Javier Hernández Alpízar

“Obtuve información de que Ricardo Peralta, subsecretario de gobierno, entre otros funcionarios de primer nivel, ha tenido encuentros con directivos de empresas periodísticas  para pedirles que disminuyan el número de notas sobre violencia hacia las mujeres, así como las críticas a la rifa del avión presidencial y a la construcción del Tren Maya en el sureste mexicano, bajo la promesa de que recibirán los contratos de publicidad oficial que fueron recortados en este gobierno por razones de austeridad.” Laura Castellanos en “La rabia de las jóvenes feministas cimbra al gobierno de AMLO”, The Washington Post, 6 de marzo de 2020.

 

Las mujeres no son una clase social, no son un sector, una etnia, una minoría o un grupo de presión. En el caso de México son poco más del 52% de la población. Y si bien la guerra de exterminio y neocolonización contra el pueblo mexicano ha tenido miles de muertos y desaparecidos hombres y mujeres, adultas y niñas, sí existe una específica violencia contra las mujeres, crímenes de odio, feminicidios. Sin embargo para Obrador parece ser que son una molestia.

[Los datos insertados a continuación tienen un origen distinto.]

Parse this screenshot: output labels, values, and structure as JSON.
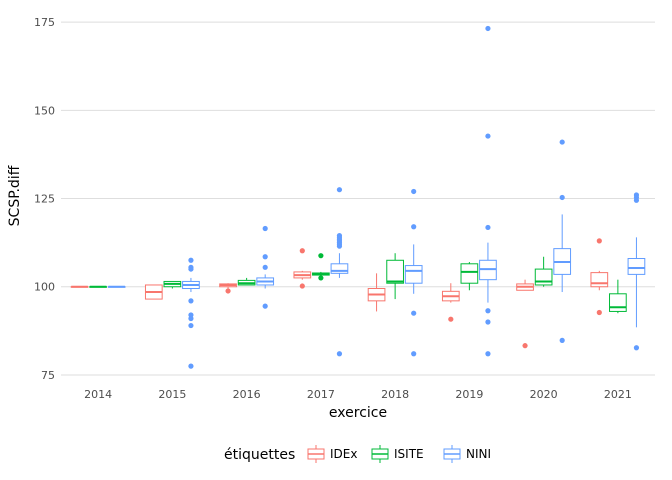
{
  "chart_data": {
    "type": "box",
    "title": "",
    "xlabel": "exercice",
    "ylabel": "SCSP.diff",
    "ylim": [
      73,
      179
    ],
    "yticks": [
      75,
      100,
      125,
      150,
      175
    ],
    "grid": true,
    "categories": [
      "2014",
      "2015",
      "2016",
      "2017",
      "2018",
      "2019",
      "2020",
      "2021"
    ],
    "legend": {
      "title": "étiquettes",
      "position": "bottom",
      "items": [
        "IDEx",
        "ISITE",
        "NINI"
      ]
    },
    "series": [
      {
        "name": "IDEx",
        "color": "#F8766D",
        "boxes": [
          {
            "category": "2014",
            "lower": 100,
            "q1": 100,
            "median": 100,
            "q3": 100,
            "upper": 100,
            "outliers": []
          },
          {
            "category": "2015",
            "lower": 96.5,
            "q1": 96.5,
            "median": 98.5,
            "q3": 100.5,
            "upper": 100.5,
            "outliers": []
          },
          {
            "category": "2016",
            "lower": 99.5,
            "q1": 100,
            "median": 100.5,
            "q3": 100.8,
            "upper": 101,
            "outliers": [
              98.8
            ]
          },
          {
            "category": "2017",
            "lower": 102,
            "q1": 102.5,
            "median": 103.3,
            "q3": 104.2,
            "upper": 104.5,
            "outliers": [
              110.2,
              100.2
            ]
          },
          {
            "category": "2018",
            "lower": 93,
            "q1": 96,
            "median": 97.8,
            "q3": 99.5,
            "upper": 103.8,
            "outliers": []
          },
          {
            "category": "2019",
            "lower": 95.5,
            "q1": 96,
            "median": 97.3,
            "q3": 98.7,
            "upper": 101,
            "outliers": [
              90.8
            ]
          },
          {
            "category": "2020",
            "lower": 99,
            "q1": 99,
            "median": 100,
            "q3": 100.8,
            "upper": 102,
            "outliers": [
              83.3
            ]
          },
          {
            "category": "2021",
            "lower": 99,
            "q1": 100,
            "median": 101,
            "q3": 104,
            "upper": 104.5,
            "outliers": [
              113,
              92.7
            ]
          }
        ]
      },
      {
        "name": "ISITE",
        "color": "#00BA38",
        "boxes": [
          {
            "category": "2014",
            "lower": 100,
            "q1": 100,
            "median": 100,
            "q3": 100,
            "upper": 100,
            "outliers": []
          },
          {
            "category": "2015",
            "lower": 99.5,
            "q1": 100,
            "median": 100.8,
            "q3": 101.5,
            "upper": 101.5,
            "outliers": []
          },
          {
            "category": "2016",
            "lower": 100.5,
            "q1": 100.5,
            "median": 101,
            "q3": 101.8,
            "upper": 102.5,
            "outliers": []
          },
          {
            "category": "2017",
            "lower": 103,
            "q1": 103.3,
            "median": 103.6,
            "q3": 103.9,
            "upper": 104.2,
            "outliers": [
              108.8,
              102.5
            ]
          },
          {
            "category": "2018",
            "lower": 96.5,
            "q1": 101,
            "median": 101.5,
            "q3": 107.5,
            "upper": 109.5,
            "outliers": []
          },
          {
            "category": "2019",
            "lower": 99,
            "q1": 101,
            "median": 104.2,
            "q3": 106.5,
            "upper": 107,
            "outliers": []
          },
          {
            "category": "2020",
            "lower": 100,
            "q1": 100.5,
            "median": 101.5,
            "q3": 105,
            "upper": 108.5,
            "outliers": []
          },
          {
            "category": "2021",
            "lower": 92.5,
            "q1": 93,
            "median": 94.2,
            "q3": 98,
            "upper": 102,
            "outliers": []
          }
        ]
      },
      {
        "name": "NINI",
        "color": "#619CFF",
        "boxes": [
          {
            "category": "2014",
            "lower": 100,
            "q1": 100,
            "median": 100,
            "q3": 100,
            "upper": 100,
            "outliers": []
          },
          {
            "category": "2015",
            "lower": 98.5,
            "q1": 99.5,
            "median": 100.5,
            "q3": 101.5,
            "upper": 102.5,
            "outliers": [
              107.5,
              105.5,
              105,
              96,
              92,
              91,
              89,
              77.5
            ]
          },
          {
            "category": "2016",
            "lower": 99.5,
            "q1": 100.5,
            "median": 101.5,
            "q3": 102.5,
            "upper": 103.5,
            "outliers": [
              116.5,
              108.5,
              105.5,
              94.5
            ]
          },
          {
            "category": "2017",
            "lower": 102.5,
            "q1": 103.8,
            "median": 104.5,
            "q3": 106.5,
            "upper": 109.5,
            "outliers": [
              127.5,
              114.5,
              114,
              113.5,
              113,
              112.5,
              112,
              111.5,
              81
            ]
          },
          {
            "category": "2018",
            "lower": 98,
            "q1": 101,
            "median": 104.5,
            "q3": 106,
            "upper": 112,
            "outliers": [
              127,
              117,
              92.5,
              81
            ]
          },
          {
            "category": "2019",
            "lower": 95.5,
            "q1": 102,
            "median": 105,
            "q3": 107.5,
            "upper": 112.5,
            "outliers": [
              173.2,
              142.7,
              116.8,
              93.2,
              90,
              81
            ]
          },
          {
            "category": "2020",
            "lower": 98.5,
            "q1": 103.5,
            "median": 107,
            "q3": 110.8,
            "upper": 120.5,
            "outliers": [
              141,
              125.3,
              84.8
            ]
          },
          {
            "category": "2021",
            "lower": 88.5,
            "q1": 103.5,
            "median": 105.3,
            "q3": 108,
            "upper": 114,
            "outliers": [
              126,
              125.3,
              124.5,
              82.7
            ]
          }
        ]
      }
    ]
  }
}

La agenda nacionalista-populista y neoliberal de Obrador no ha incluido jamás una perspectiva de género: en sus discursos de campaña (bastante explícitos para decir que no importa la explotación, el problema único a atacar es la corrupción) jamás usó la palabra “feminicidio”. En su programa de gobierno, la palabra “feminicidio” no aparece. Y cuando las mujeres, con paros, movilizaciones, pintas, cristales rotos y una fuerte voz y presencia en las calles, las escuelas y los medios hicieron visible el fenómeno, Obrador reaccionó con paranoia, como si todo fuera un complot para opacar la rifa del avión en donde el ganador no se lleva un avión.

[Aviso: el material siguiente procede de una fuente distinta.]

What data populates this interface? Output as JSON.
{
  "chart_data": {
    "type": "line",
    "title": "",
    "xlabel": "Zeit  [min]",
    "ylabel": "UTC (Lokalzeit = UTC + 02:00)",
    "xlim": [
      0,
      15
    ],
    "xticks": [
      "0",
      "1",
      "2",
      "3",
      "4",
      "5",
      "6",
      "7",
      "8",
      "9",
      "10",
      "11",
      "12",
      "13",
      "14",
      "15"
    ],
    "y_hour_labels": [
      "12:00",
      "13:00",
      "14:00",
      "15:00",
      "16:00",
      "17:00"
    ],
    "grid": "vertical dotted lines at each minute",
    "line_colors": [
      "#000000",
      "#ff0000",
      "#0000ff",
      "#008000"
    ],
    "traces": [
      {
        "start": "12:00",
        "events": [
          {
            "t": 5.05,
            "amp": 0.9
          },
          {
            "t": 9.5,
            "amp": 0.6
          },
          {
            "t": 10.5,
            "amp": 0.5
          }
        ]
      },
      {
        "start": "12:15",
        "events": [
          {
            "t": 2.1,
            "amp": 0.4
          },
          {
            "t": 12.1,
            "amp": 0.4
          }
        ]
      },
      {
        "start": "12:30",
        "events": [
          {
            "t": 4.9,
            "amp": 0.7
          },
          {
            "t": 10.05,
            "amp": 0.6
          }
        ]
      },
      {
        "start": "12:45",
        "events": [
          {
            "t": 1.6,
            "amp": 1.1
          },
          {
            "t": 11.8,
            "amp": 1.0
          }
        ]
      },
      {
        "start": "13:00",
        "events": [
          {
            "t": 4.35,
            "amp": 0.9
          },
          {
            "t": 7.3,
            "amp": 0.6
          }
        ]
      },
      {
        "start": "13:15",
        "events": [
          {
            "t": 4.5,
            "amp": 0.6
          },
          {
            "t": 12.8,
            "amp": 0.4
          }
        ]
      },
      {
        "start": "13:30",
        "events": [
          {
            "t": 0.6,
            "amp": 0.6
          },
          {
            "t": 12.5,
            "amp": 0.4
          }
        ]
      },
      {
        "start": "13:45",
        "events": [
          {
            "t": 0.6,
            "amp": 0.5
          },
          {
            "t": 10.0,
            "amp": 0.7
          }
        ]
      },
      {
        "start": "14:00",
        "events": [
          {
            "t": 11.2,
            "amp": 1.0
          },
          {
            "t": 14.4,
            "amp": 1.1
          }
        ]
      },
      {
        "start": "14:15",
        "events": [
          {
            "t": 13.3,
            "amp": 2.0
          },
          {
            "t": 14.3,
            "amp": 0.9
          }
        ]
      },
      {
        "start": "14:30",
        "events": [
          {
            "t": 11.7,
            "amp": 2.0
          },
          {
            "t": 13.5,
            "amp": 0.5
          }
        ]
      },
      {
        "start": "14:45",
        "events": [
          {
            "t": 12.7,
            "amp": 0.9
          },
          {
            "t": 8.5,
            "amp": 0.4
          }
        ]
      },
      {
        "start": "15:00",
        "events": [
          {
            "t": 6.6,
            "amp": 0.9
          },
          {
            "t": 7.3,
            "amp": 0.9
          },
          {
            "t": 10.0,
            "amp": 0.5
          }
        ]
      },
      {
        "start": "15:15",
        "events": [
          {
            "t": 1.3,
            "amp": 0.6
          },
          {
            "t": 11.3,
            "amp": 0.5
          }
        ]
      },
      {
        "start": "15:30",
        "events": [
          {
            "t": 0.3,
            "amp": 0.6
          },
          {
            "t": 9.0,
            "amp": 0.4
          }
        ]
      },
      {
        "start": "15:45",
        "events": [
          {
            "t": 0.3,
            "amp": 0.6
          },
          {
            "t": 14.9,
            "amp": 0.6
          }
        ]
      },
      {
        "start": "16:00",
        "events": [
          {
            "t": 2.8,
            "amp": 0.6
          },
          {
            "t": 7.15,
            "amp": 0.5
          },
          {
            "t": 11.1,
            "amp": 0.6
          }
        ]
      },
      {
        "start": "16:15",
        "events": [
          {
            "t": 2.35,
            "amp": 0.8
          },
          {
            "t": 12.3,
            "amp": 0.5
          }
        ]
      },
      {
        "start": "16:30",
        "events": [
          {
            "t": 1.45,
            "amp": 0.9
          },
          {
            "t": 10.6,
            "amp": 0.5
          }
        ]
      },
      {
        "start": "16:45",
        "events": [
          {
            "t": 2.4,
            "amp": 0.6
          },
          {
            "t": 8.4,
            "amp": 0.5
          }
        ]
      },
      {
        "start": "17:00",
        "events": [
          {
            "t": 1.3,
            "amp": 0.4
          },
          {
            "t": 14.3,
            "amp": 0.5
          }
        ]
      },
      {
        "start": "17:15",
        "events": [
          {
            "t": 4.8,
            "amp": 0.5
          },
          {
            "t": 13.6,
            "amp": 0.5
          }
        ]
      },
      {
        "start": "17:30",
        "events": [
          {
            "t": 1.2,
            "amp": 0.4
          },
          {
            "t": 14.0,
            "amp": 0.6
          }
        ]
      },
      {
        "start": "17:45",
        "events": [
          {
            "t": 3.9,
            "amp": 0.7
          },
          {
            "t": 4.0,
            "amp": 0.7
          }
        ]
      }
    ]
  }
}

Incluso algunos de los más acérrimos críticos de AMLO esperaban que por lo menos la violencia, la represión, las desapariciones, los asesinatos y los feminicidios, disminuyeran con su llegada al poder. Entre las defensoras del territorio, sabían que no se detendría la guerra por el territorio, pero, al menos, eso creían, ya no asesinarían a los defensores. Incluso esas expectativas mínimas se han revelado ilusorias: 2019, el primer año de gobierno de Obrador, es el más violento en la historia reciente, superando los violentos records de Calderón y Peña. 2019 ha sido especialmente un año nafasto en la violencia contra las mujeres, feminicidios, desapariciones, asesinatos, ataques a defensores del territorio y comunicadores o periodistas: los casos de Samir Flores, de la familia Le Barón, de las mujeres víctimas como Ingrid y Fátima mostraron que en ese aspecto, central en la vida pública mexicana, no hay cambio, ni voluntad de cambio.

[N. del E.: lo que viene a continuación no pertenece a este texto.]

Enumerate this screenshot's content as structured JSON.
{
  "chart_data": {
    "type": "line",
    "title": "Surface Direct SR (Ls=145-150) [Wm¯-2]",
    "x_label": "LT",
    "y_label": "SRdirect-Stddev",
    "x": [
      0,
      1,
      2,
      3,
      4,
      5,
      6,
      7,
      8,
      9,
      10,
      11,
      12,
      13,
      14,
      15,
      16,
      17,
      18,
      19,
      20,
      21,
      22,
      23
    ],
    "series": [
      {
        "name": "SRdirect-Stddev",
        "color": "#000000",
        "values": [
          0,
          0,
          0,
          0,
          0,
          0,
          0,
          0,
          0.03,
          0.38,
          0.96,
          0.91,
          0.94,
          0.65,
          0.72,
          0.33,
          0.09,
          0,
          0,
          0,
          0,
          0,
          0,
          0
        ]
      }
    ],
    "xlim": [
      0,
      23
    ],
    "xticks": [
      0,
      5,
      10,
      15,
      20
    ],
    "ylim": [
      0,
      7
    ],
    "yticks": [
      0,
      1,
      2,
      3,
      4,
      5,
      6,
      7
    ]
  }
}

Obrador se ha negado a atraer el caso de Samir Flores a nivel federal y ha dejado todo en manos de su operador en Morelos, el ultraderechista Hugo Eric Flores, del Partido Encuentro Social, líder evangélico, defensor de los paramilitares que perpetraron la masacre de Acteal y uno de los que deberían ser investigados por el crimen contra Samir. Obrador se negó a recibir a las víctimas de la Caravana por la Paz, llamando al posible encuentro un “show”. Ahora ha contestado, tras la manifestación de cientos de miles de mujeres en la ciudad de México y otras ciudades del país, que no cambiará su estrategia: ¿acaso tiene una? Por lo que describe, con lo que él llama “las causas” de la violencia, se refiere a la pobreza. Y por “atender las causas” se refiere a los programas de dádivas corporativistas como becas y repartos de dineros a ancianos, jóvenes y otros sectores, utilizados para falsificar la participación en donde está a punto de imponer megaproyectos como el Tren Maya. Sembrando Vida repartió dinero para comprar conciencias; Conacyt ocultó información científica sobre posibles daños para “no influir” en la consulta; jóvenes “construyendo futuro” han operado en diversas regiones para estos procesos de imposición, por ejemplo en el Istmo y en la zona maya.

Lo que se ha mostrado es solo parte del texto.